2011: Alabama (#1 2009 – #5 2010 – #1 2011 – #1 2012) Avg: 2
2012: Alabama (#5 2010 – #1 2011 – #1 2012 – #1 2013) Avg: 2
2013: Florida State (#2 2011 – #6 2012 – #10 2013 – #4 2014) Avg: 5.5
2014: Ohio State (#4 2012 – #2 2013 – #3 2014 – #9 2015) Avg: 4.5
2015: Alabama (#1 2013 – #1 2014 – #2 2015 – #1 2016) Avg: 1.25
2016: Clemson (#13 2014 – #4 2015 – #6 2016 – #22 2017) Avg: 11.25
2017: Alabama (#2 2015 – #1 2016 – #1 2017 – #7 2018) Avg: 2.75
2018: Clemson (#6 2016 – #22 2017 – #8 2018 – #9 2019) Avg: 11.25
2019: LSU (#8 2017 – #14 2018 – #3 2019 – #4 2020) Avg: 7.25
2020: Alabama (#7 2018 – #2 2019 – #3 2020 – #1 2021) Avg: 3.25
2021: Georgia (#1 2019 – #1 2020 – #5 2021 – #3 2022) Avg: 2.5

You see why you have to exclude Alabama from any analysis. But it seems as if Georgia finds itself in as good of a position talent-wise following their title as any program not named Alabama. This recruiting edge helps to explain Smart’s confidence that Georgia is a program built to be sustained, and it’s the source of the hope that Georgia might be able to avoid the hangover about which Connelly cautioned.

(Since we have the numbers, a few more thoughts…)
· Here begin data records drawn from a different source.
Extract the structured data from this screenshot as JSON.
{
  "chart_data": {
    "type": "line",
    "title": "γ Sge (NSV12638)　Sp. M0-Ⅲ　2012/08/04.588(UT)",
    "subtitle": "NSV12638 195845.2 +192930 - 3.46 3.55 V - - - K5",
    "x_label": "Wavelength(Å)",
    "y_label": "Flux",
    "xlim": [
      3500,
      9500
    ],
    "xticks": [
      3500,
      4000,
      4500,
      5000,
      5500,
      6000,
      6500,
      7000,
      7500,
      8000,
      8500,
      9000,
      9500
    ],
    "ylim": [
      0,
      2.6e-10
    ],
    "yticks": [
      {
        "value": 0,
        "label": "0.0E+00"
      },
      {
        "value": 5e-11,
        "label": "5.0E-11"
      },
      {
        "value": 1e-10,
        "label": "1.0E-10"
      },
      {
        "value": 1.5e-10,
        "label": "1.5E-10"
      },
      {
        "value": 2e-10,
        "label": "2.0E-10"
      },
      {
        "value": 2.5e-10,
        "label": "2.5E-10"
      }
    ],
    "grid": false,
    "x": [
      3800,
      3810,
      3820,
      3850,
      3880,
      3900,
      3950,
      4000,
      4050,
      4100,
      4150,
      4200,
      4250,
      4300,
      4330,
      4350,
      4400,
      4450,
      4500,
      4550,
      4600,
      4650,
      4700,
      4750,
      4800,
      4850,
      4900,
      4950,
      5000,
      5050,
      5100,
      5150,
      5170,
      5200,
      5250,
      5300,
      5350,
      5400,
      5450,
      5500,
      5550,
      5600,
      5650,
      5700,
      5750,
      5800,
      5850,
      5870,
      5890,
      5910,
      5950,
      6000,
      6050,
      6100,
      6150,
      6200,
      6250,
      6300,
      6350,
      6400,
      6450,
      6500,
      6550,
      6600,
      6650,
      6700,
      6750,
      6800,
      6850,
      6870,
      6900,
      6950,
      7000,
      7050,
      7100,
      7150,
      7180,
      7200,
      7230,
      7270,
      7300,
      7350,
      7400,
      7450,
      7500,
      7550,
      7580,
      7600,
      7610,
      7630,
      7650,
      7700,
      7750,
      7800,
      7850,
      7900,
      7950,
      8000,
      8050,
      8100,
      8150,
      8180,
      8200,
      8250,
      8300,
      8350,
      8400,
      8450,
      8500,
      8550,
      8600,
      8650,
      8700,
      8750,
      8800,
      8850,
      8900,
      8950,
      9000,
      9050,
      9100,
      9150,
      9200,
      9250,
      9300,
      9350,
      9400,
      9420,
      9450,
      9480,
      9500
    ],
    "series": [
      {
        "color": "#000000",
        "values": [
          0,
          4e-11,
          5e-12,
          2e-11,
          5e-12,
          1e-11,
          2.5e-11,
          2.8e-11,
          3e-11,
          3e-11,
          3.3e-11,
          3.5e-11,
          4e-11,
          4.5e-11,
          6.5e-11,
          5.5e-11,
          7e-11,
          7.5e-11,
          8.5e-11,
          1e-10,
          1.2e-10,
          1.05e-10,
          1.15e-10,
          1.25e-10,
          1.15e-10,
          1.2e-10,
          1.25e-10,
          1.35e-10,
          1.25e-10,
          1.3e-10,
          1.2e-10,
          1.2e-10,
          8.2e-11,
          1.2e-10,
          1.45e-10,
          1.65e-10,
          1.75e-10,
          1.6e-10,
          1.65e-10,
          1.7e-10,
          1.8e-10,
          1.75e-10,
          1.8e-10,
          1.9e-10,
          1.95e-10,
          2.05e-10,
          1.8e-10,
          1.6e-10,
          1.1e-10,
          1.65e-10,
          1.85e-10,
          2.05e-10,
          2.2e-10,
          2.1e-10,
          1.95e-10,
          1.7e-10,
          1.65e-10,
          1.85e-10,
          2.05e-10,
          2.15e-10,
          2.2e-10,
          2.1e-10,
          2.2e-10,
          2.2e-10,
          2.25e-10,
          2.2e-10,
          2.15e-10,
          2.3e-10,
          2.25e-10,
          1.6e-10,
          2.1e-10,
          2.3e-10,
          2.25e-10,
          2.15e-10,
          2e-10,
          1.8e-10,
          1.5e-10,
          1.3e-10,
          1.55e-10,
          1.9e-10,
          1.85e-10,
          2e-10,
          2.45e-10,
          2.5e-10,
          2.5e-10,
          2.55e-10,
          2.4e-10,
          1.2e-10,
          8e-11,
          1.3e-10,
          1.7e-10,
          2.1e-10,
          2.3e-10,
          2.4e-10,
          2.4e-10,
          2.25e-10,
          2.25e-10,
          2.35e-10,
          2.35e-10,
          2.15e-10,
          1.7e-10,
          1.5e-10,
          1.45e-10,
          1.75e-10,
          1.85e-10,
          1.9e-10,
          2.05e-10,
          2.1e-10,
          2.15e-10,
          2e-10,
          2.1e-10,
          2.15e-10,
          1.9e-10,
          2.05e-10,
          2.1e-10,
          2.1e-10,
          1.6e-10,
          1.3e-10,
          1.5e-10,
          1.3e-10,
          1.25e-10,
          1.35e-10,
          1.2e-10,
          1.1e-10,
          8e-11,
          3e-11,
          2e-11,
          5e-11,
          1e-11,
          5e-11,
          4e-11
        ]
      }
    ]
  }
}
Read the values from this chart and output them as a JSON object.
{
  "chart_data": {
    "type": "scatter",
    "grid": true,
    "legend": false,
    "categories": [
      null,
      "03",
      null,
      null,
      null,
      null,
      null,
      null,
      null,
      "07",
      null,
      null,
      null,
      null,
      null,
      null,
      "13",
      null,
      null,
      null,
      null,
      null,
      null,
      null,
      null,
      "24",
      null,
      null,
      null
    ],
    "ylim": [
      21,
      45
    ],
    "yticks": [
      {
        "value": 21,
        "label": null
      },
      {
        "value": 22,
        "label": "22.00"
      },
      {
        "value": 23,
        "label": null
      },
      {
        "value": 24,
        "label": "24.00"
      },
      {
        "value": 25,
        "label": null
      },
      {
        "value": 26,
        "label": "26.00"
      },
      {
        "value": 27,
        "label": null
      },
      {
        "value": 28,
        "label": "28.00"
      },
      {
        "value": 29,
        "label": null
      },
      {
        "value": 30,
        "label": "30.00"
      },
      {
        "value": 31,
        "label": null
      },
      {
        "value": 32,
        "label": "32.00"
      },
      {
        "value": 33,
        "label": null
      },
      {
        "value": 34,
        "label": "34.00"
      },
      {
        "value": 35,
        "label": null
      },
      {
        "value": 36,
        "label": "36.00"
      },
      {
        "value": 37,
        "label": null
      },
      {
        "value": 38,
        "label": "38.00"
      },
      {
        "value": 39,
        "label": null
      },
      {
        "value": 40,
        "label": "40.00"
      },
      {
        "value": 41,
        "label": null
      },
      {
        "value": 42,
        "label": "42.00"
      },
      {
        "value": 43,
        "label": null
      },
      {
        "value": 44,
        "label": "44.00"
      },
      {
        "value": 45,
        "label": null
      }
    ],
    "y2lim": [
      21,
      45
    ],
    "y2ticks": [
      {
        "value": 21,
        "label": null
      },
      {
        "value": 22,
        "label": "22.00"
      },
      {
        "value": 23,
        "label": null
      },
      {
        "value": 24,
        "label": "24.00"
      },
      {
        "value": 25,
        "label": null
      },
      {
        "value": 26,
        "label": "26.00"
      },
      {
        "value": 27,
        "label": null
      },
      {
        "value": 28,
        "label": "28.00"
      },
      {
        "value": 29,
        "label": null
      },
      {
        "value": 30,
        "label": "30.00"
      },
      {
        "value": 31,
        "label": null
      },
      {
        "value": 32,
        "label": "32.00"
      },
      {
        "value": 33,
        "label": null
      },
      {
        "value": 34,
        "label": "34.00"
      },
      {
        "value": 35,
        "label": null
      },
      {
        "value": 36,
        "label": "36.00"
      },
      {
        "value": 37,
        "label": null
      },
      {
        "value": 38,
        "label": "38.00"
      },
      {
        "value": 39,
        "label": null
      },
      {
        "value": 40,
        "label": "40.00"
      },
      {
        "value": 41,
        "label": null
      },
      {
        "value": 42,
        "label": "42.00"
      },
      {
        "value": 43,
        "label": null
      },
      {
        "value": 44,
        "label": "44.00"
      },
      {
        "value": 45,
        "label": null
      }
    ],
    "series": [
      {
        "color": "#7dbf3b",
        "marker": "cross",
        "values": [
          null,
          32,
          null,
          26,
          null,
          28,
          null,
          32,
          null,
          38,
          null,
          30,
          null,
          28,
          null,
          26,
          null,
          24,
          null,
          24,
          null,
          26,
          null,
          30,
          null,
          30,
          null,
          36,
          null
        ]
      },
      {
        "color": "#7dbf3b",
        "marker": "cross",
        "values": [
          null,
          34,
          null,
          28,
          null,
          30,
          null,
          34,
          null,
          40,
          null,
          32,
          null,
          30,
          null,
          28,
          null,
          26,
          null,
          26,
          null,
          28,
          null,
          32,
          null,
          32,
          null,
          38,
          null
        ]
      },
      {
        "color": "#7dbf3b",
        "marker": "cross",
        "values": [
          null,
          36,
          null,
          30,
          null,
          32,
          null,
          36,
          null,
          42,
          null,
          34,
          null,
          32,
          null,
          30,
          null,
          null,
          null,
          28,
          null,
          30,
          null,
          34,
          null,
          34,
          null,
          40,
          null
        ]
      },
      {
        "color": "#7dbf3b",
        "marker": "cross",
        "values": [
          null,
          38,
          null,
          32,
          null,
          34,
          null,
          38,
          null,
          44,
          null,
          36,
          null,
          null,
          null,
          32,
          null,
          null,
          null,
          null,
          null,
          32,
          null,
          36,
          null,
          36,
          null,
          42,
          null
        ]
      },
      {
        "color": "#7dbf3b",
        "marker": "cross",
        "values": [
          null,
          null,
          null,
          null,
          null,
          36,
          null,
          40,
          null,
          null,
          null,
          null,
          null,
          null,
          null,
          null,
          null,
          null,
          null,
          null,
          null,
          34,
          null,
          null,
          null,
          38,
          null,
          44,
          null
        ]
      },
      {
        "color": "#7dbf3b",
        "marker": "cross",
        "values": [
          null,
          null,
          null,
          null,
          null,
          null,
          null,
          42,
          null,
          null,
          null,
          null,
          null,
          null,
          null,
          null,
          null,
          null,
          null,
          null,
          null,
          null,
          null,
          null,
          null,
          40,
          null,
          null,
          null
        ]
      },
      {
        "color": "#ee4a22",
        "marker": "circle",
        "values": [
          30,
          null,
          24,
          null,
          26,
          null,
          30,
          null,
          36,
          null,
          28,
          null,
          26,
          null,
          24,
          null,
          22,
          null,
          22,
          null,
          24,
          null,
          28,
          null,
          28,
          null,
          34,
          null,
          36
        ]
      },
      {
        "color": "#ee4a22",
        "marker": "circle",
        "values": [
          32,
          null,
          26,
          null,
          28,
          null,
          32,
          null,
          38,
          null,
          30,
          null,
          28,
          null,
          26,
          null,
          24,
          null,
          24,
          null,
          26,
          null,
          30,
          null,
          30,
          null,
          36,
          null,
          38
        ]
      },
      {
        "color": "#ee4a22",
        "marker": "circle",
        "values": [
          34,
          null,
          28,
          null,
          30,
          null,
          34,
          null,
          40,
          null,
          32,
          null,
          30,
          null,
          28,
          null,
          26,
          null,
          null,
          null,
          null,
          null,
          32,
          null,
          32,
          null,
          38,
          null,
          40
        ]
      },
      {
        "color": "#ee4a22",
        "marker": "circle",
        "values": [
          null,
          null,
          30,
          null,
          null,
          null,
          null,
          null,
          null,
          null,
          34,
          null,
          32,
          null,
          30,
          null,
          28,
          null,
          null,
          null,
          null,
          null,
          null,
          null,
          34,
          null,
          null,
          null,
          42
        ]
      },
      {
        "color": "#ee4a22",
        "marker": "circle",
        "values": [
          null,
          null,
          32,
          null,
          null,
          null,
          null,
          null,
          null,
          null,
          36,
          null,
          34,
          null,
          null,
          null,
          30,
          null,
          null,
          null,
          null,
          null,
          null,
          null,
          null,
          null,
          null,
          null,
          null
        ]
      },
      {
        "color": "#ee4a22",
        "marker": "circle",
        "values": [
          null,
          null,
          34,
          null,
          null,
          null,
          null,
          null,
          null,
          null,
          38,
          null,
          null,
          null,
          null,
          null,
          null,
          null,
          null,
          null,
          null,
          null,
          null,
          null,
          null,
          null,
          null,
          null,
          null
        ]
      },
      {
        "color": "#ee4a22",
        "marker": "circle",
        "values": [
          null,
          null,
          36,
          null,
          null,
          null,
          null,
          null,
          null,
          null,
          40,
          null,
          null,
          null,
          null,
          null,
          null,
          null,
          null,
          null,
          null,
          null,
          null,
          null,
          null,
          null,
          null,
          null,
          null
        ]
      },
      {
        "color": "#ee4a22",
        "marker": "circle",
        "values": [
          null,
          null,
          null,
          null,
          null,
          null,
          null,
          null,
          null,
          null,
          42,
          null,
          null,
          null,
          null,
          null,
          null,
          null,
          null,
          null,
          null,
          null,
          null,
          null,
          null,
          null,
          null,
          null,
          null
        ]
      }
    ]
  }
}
  • Since 2011, only one program has signed the #1 class after winning the national title: Alabama. They’ve done it four times. That’s a good way to make sure you’re back year after year after year after…
  • The average non-Alabama signing class following a title ranks only about eighth. Even removing Clemson’s #22 class in 2017, the average is around sixth. A title doesn’t mean a guaranteed top-five class is on the way. Georgia’s #3 class in 2021 is the highest-rated class of any non-Alabama defending champion.
  • Trevor Lawrence and an ACC schedule can take you a long way.
  • Is it fair to ask whether the post-Heisman hangover is a bigger problem for most programs than the post-title hangover?